By looking at and using a few simple tests, you can get an idea of which rock or mineral you have. Here are some characteristics to look for.
1) What color is your rock or mineral?
Different rocks and minerals are composed of different elements and chemicals. Because of this, color can vary greatly from one rock/mineral to another. It is important to consider the environment the rock has been in, however. Weathering and exposure to other chemicals can change the color of the rock/mineral. Color CAN be used to help identify a rock, but it is not the best way.
2) Does the rock/mineral reflect light?
The way the rock or mineral reflects light is referred to as LUSTER. Is the surface very reflective (like a metal)? Is it shiny like glass? Does it have a pearl-like appearance? Maybe it is dull and does not reflect light at all?
3) How hard is your rock/mineral?
You can test this by comparing how your rock scratches other surfaces. You can also explain how easy it is to scratch your rock/mineral. There is a scale called the Mohs Hardness Scale that compares the hardness of common rocks/minerals. You can look at this one for reference.
4) If you rub the rock/mineral across a surface like a concrete sidewalk, what mark does it make?
The mark or color left behind when you rub the rock/mineral against a rough surface is called the STREAK.
5) Describe the way your rock/mineral breaks.
Some rocks or minerals will break in sheets. Some break into chunks like cubes. Some will break leaving jagged edges. The word used for this characteristic is CLEAVAGE.
6) Does the rock react if you expose it to an acid (like vinegar)?
Applying an acid to a rock/mineral can help identify which chemicals the rock is composed of. Some materials in a rock/mineral, like calcium, will react and bubble when exposed to acids.
There are several other characteristics scientists look at when studying rocks and minerals.
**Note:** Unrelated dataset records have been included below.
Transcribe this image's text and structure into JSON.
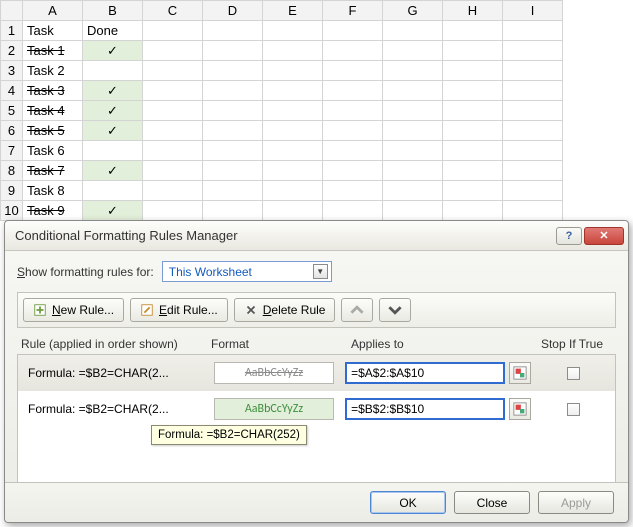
{
  "spreadsheet": {
    "col_headers": [
      "A",
      "B",
      "C",
      "D",
      "E",
      "F",
      "G",
      "H",
      "I"
    ],
    "row_headers": [
      "1",
      "2",
      "3",
      "4",
      "5",
      "6",
      "7",
      "8",
      "9",
      "10"
    ],
    "header_row": {
      "a": "Task",
      "b": "Done"
    },
    "tasks": [
      {
        "name": "Task 1",
        "done": true
      },
      {
        "name": "Task 2",
        "done": false
      },
      {
        "name": "Task 3",
        "done": true
      },
      {
        "name": "Task 4",
        "done": true
      },
      {
        "name": "Task 5",
        "done": true
      },
      {
        "name": "Task 6",
        "done": false
      },
      {
        "name": "Task 7",
        "done": true
      },
      {
        "name": "Task 8",
        "done": false
      },
      {
        "name": "Task 9",
        "done": true
      }
    ],
    "check_glyph": "✓"
  },
  "dialog": {
    "title": "Conditional Formatting Rules Manager",
    "show_label": "Show formatting rules for:",
    "show_value": "This Worksheet",
    "toolbar": {
      "new_rule": "New Rule...",
      "edit_rule": "Edit Rule...",
      "delete_rule": "Delete Rule"
    },
    "columns": {
      "rule": "Rule (applied in order shown)",
      "format": "Format",
      "applies": "Applies to",
      "stop": "Stop If True"
    },
    "format_sample": "AaBbCcYyZz",
    "rules": [
      {
        "label": "Formula: =$B2=CHAR(2...",
        "applies": "=$A$2:$A$10",
        "style": "strike",
        "selected": true
      },
      {
        "label": "Formula: =$B2=CHAR(2...",
        "applies": "=$B$2:$B$10",
        "style": "green",
        "selected": false
      }
    ],
    "tooltip": "Formula: =$B2=CHAR(252)",
    "footer": {
      "ok": "OK",
      "close": "Close",
      "apply": "Apply"
    }
  }
}
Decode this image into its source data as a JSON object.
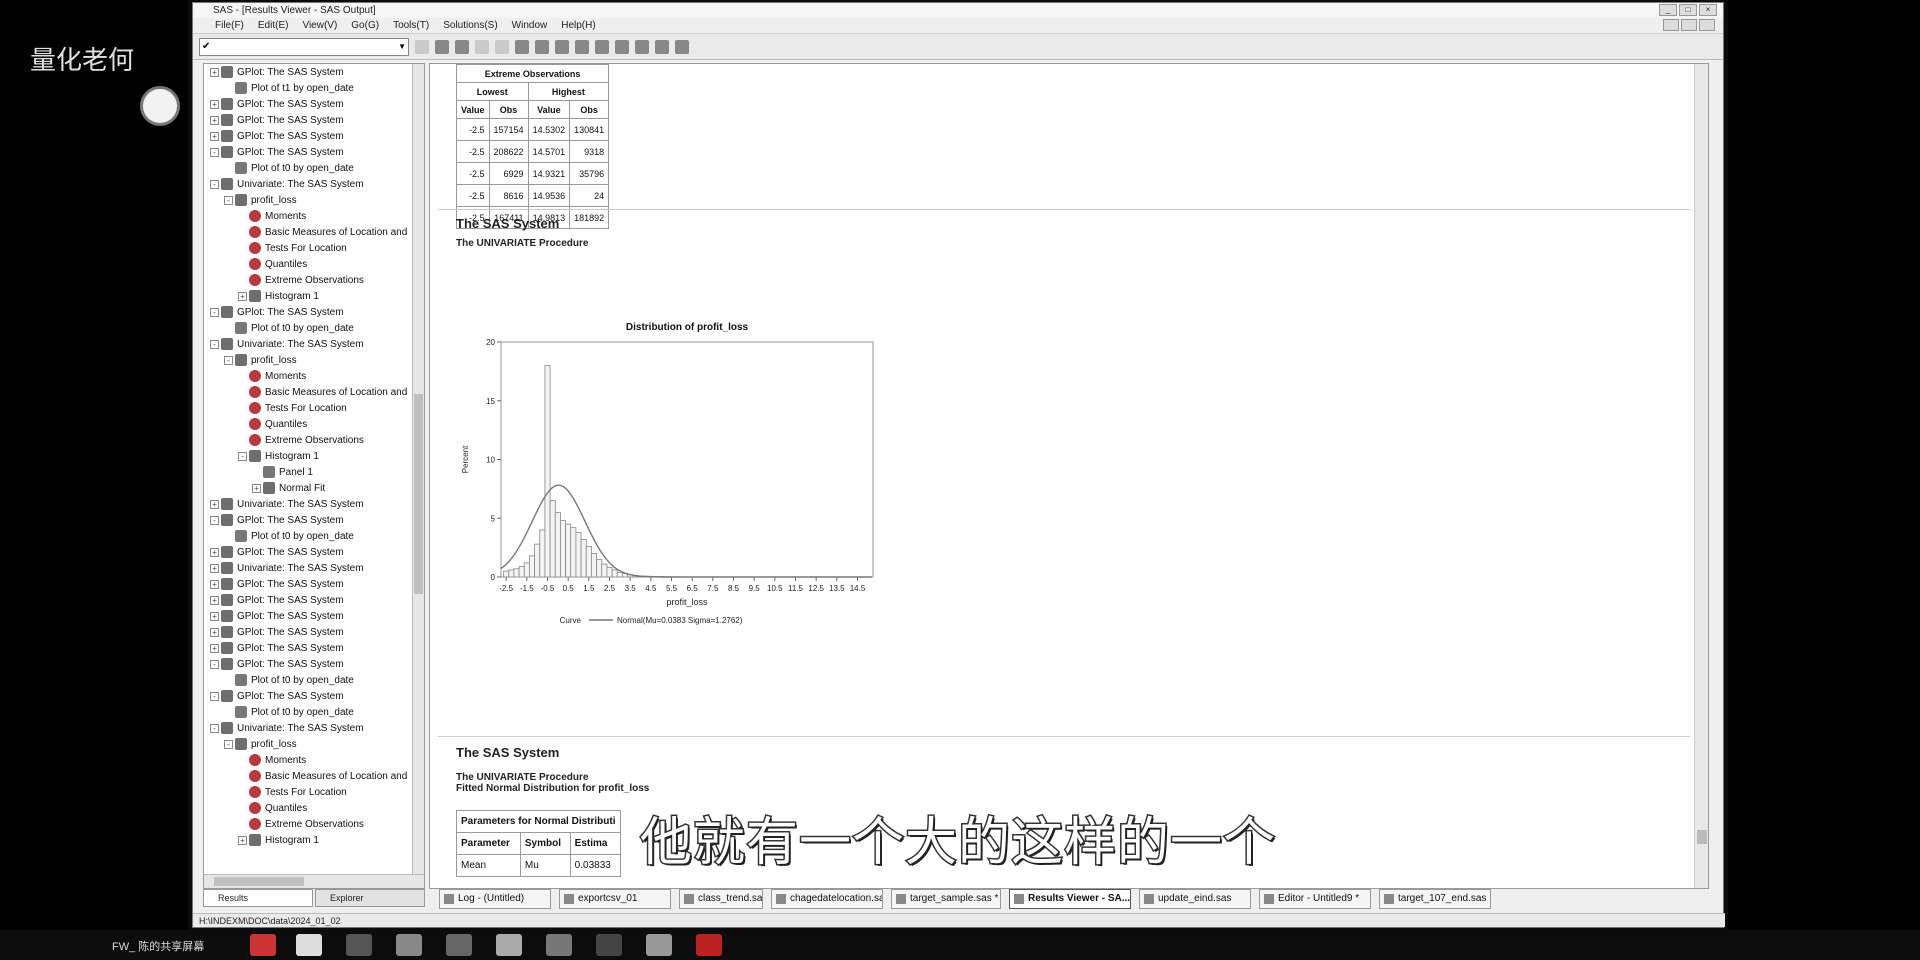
{
  "app": {
    "title": "SAS - [Results Viewer - SAS Output]",
    "menu": [
      "File(F)",
      "Edit(E)",
      "View(V)",
      "Go(G)",
      "Tools(T)",
      "Solutions(S)",
      "Window",
      "Help(H)"
    ],
    "command_value": ""
  },
  "watermark": {
    "text": "量化老何"
  },
  "tree": [
    {
      "level": 0,
      "exp": "+",
      "icon": "folder",
      "label": "GPlot:  The SAS System"
    },
    {
      "level": 1,
      "exp": "",
      "icon": "doc",
      "label": "Plot of t1 by open_date"
    },
    {
      "level": 0,
      "exp": "+",
      "icon": "folder",
      "label": "GPlot:  The SAS System"
    },
    {
      "level": 0,
      "exp": "+",
      "icon": "folder",
      "label": "GPlot:  The SAS System"
    },
    {
      "level": 0,
      "exp": "+",
      "icon": "folder",
      "label": "GPlot:  The SAS System"
    },
    {
      "level": 0,
      "exp": "-",
      "icon": "folder",
      "label": "GPlot:  The SAS System"
    },
    {
      "level": 1,
      "exp": "",
      "icon": "doc",
      "label": "Plot of t0 by open_date"
    },
    {
      "level": 0,
      "exp": "-",
      "icon": "folder",
      "label": "Univariate:  The SAS System"
    },
    {
      "level": 1,
      "exp": "-",
      "icon": "folder",
      "label": "profit_loss"
    },
    {
      "level": 2,
      "exp": "",
      "icon": "red",
      "label": "Moments"
    },
    {
      "level": 2,
      "exp": "",
      "icon": "red",
      "label": "Basic Measures of Location and"
    },
    {
      "level": 2,
      "exp": "",
      "icon": "red",
      "label": "Tests For Location"
    },
    {
      "level": 2,
      "exp": "",
      "icon": "red",
      "label": "Quantiles"
    },
    {
      "level": 2,
      "exp": "",
      "icon": "red",
      "label": "Extreme Observations"
    },
    {
      "level": 2,
      "exp": "+",
      "icon": "folder",
      "label": "Histogram 1"
    },
    {
      "level": 0,
      "exp": "-",
      "icon": "folder",
      "label": "GPlot:  The SAS System"
    },
    {
      "level": 1,
      "exp": "",
      "icon": "doc",
      "label": "Plot of t0 by open_date"
    },
    {
      "level": 0,
      "exp": "-",
      "icon": "folder",
      "label": "Univariate:  The SAS System"
    },
    {
      "level": 1,
      "exp": "-",
      "icon": "folder",
      "label": "profit_loss"
    },
    {
      "level": 2,
      "exp": "",
      "icon": "red",
      "label": "Moments"
    },
    {
      "level": 2,
      "exp": "",
      "icon": "red",
      "label": "Basic Measures of Location and"
    },
    {
      "level": 2,
      "exp": "",
      "icon": "red",
      "label": "Tests For Location"
    },
    {
      "level": 2,
      "exp": "",
      "icon": "red",
      "label": "Quantiles"
    },
    {
      "level": 2,
      "exp": "",
      "icon": "red",
      "label": "Extreme Observations"
    },
    {
      "level": 2,
      "exp": "-",
      "icon": "folder",
      "label": "Histogram 1"
    },
    {
      "level": 3,
      "exp": "",
      "icon": "doc",
      "label": "Panel 1"
    },
    {
      "level": 3,
      "exp": "+",
      "icon": "folder",
      "label": "Normal Fit"
    },
    {
      "level": 0,
      "exp": "+",
      "icon": "folder",
      "label": "Univariate:  The SAS System"
    },
    {
      "level": 0,
      "exp": "-",
      "icon": "folder",
      "label": "GPlot:  The SAS System"
    },
    {
      "level": 1,
      "exp": "",
      "icon": "doc",
      "label": "Plot of t0 by open_date"
    },
    {
      "level": 0,
      "exp": "+",
      "icon": "folder",
      "label": "GPlot:  The SAS System"
    },
    {
      "level": 0,
      "exp": "+",
      "icon": "folder",
      "label": "Univariate:  The SAS System"
    },
    {
      "level": 0,
      "exp": "+",
      "icon": "folder",
      "label": "GPlot:  The SAS System"
    },
    {
      "level": 0,
      "exp": "+",
      "icon": "folder",
      "label": "GPlot:  The SAS System"
    },
    {
      "level": 0,
      "exp": "+",
      "icon": "folder",
      "label": "GPlot:  The SAS System"
    },
    {
      "level": 0,
      "exp": "+",
      "icon": "folder",
      "label": "GPlot:  The SAS System"
    },
    {
      "level": 0,
      "exp": "+",
      "icon": "folder",
      "label": "GPlot:  The SAS System"
    },
    {
      "level": 0,
      "exp": "-",
      "icon": "folder",
      "label": "GPlot:  The SAS System"
    },
    {
      "level": 1,
      "exp": "",
      "icon": "doc",
      "label": "Plot of t0 by open_date"
    },
    {
      "level": 0,
      "exp": "-",
      "icon": "folder",
      "label": "GPlot:  The SAS System"
    },
    {
      "level": 1,
      "exp": "",
      "icon": "doc",
      "label": "Plot of t0 by open_date"
    },
    {
      "level": 0,
      "exp": "-",
      "icon": "folder",
      "label": "Univariate:  The SAS System"
    },
    {
      "level": 1,
      "exp": "-",
      "icon": "folder",
      "label": "profit_loss"
    },
    {
      "level": 2,
      "exp": "",
      "icon": "red",
      "label": "Moments"
    },
    {
      "level": 2,
      "exp": "",
      "icon": "red",
      "label": "Basic Measures of Location and"
    },
    {
      "level": 2,
      "exp": "",
      "icon": "red",
      "label": "Tests For Location"
    },
    {
      "level": 2,
      "exp": "",
      "icon": "red",
      "label": "Quantiles"
    },
    {
      "level": 2,
      "exp": "",
      "icon": "red",
      "label": "Extreme Observations"
    },
    {
      "level": 2,
      "exp": "+",
      "icon": "folder",
      "label": "Histogram 1"
    }
  ],
  "left_tabs": [
    "Results",
    "Explorer"
  ],
  "extreme": {
    "title": "Extreme Observations",
    "lowest": "Lowest",
    "highest": "Highest",
    "cols": [
      "Value",
      "Obs",
      "Value",
      "Obs"
    ],
    "rows": [
      [
        "-2.5",
        "157154",
        "14.5302",
        "130841"
      ],
      [
        "-2.5",
        "208622",
        "14.5701",
        "9318"
      ],
      [
        "-2.5",
        "6929",
        "14.9321",
        "35796"
      ],
      [
        "-2.5",
        "8616",
        "14.9536",
        "24"
      ],
      [
        "-2.5",
        "167411",
        "14.9813",
        "181892"
      ]
    ]
  },
  "section1": {
    "system": "The SAS System",
    "proc": "The UNIVARIATE Procedure"
  },
  "section2": {
    "system": "The SAS System",
    "proc": "The UNIVARIATE Procedure",
    "sub": "Fitted Normal Distribution for profit_loss"
  },
  "params": {
    "caption": "Parameters for Normal Distributi",
    "cols": [
      "Parameter",
      "Symbol",
      "Estima"
    ],
    "rows": [
      [
        "Mean",
        "Mu",
        "0.03833"
      ]
    ]
  },
  "chart_data": {
    "type": "bar",
    "title": "Distribution of profit_loss",
    "xlabel": "profit_loss",
    "ylabel": "Percent",
    "xlim": [
      -2.75,
      15.25
    ],
    "ylim": [
      0,
      20
    ],
    "x_ticks": [
      "-2.5",
      "-1.5",
      "-0.5",
      "0.5",
      "1.5",
      "2.5",
      "3.5",
      "4.5",
      "5.5",
      "6.5",
      "7.5",
      "8.5",
      "9.5",
      "10.5",
      "11.5",
      "12.5",
      "13.5",
      "14.5"
    ],
    "y_ticks": [
      "0",
      "5",
      "10",
      "15",
      "20"
    ],
    "bin_width": 0.25,
    "bins_center": [
      -2.5,
      -2.25,
      -2.0,
      -1.75,
      -1.5,
      -1.25,
      -1.0,
      -0.75,
      -0.5,
      -0.25,
      0.0,
      0.25,
      0.5,
      0.75,
      1.0,
      1.25,
      1.5,
      1.75,
      2.0,
      2.25,
      2.5,
      2.75,
      3.0,
      3.25,
      3.5,
      3.75,
      4.0,
      4.25,
      4.5,
      4.75,
      5.0,
      5.25,
      5.5
    ],
    "values": [
      0.5,
      0.6,
      0.7,
      0.9,
      1.2,
      1.8,
      2.8,
      4.0,
      18.0,
      6.5,
      5.5,
      4.8,
      4.5,
      4.2,
      3.8,
      3.2,
      2.6,
      2.0,
      1.5,
      1.1,
      0.8,
      0.6,
      0.4,
      0.3,
      0.2,
      0.15,
      0.1,
      0.08,
      0.06,
      0.05,
      0.04,
      0.03,
      0.02
    ],
    "curve": {
      "name": "Normal(Mu=0.0383 Sigma=1.2762)",
      "mu": 0.0383,
      "sigma": 1.2762
    },
    "legend_label": "Curve",
    "legend_text": "Normal(Mu=0.0383 Sigma=1.2762)"
  },
  "tasks": [
    {
      "label": "Log - (Untitled)",
      "active": false
    },
    {
      "label": "exportcsv_01",
      "active": false
    },
    {
      "label": "class_trend.sas",
      "active": false
    },
    {
      "label": "chagedatelocation.sas",
      "active": false
    },
    {
      "label": "target_sample.sas *",
      "active": false
    },
    {
      "label": "Results Viewer - SA...",
      "active": true
    },
    {
      "label": "update_eind.sas",
      "active": false
    },
    {
      "label": "Editor - Untitled9 *",
      "active": false
    },
    {
      "label": "target_107_end.sas",
      "active": false
    }
  ],
  "status": {
    "path": "H:\\INDEXM\\DOC\\data\\2024_01_02"
  },
  "subtitle": "他就有一个大的这样的一个",
  "wintaskbar": {
    "label": "FW_ 陈的共享屏幕"
  }
}
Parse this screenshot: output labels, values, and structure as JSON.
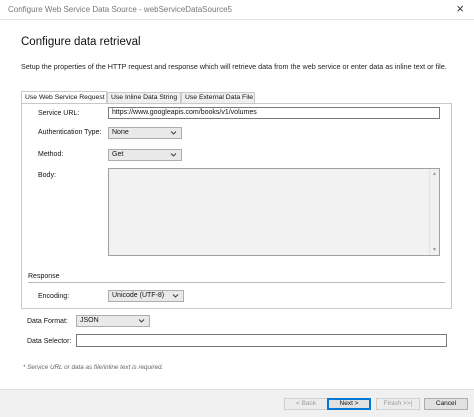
{
  "window": {
    "title": "Configure Web Service Data Source - webServiceDataSource5",
    "close_glyph": "×"
  },
  "heading": "Configure data retrieval",
  "description": "Setup the properties of the HTTP request and response which will retrieve data from the web service or enter data as inline text or file.",
  "tabs": [
    {
      "label": "Use Web Service Request",
      "active": true
    },
    {
      "label": "Use Inline Data String",
      "active": false
    },
    {
      "label": "Use External Data File",
      "active": false
    }
  ],
  "request": {
    "service_url_label": "Service URL:",
    "service_url_value": "https://www.googleapis.com/books/v1/volumes",
    "auth_label": "Authentication Type:",
    "auth_value": "None",
    "method_label": "Method:",
    "method_value": "Get",
    "body_label": "Body:",
    "body_value": ""
  },
  "response": {
    "section_label": "Response",
    "encoding_label": "Encoding:",
    "encoding_value": "Unicode (UTF-8)"
  },
  "data_format_label": "Data Format:",
  "data_format_value": "JSON",
  "data_selector_label": "Data Selector:",
  "data_selector_value": "",
  "footnote": "* Service URL or data as file/inline text is required.",
  "buttons": {
    "back": "< Back",
    "next": "Next >",
    "finish": "Finish >>|",
    "cancel": "Cancel"
  },
  "colors": {
    "accent": "#0078d7",
    "dialog_bg": "#ffffff",
    "button_bar": "#f0f0f0"
  }
}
One is called specific gravity and it describes the density of the rock or mineral. (The density is a comparison of the rock/mineral’s weight compared to the weight of an equal volume of water.) Gold and silver are very heavy. There are even rocks that are less dense than water (which means they can float), like pumice.
Other characteristics to observe would be the formation of crystals and the transparency. There are some unique characteristics, typically found in rare rocks/minerals, like magnetism and odor. There are even rocks that will “glow” when exposed to UV light.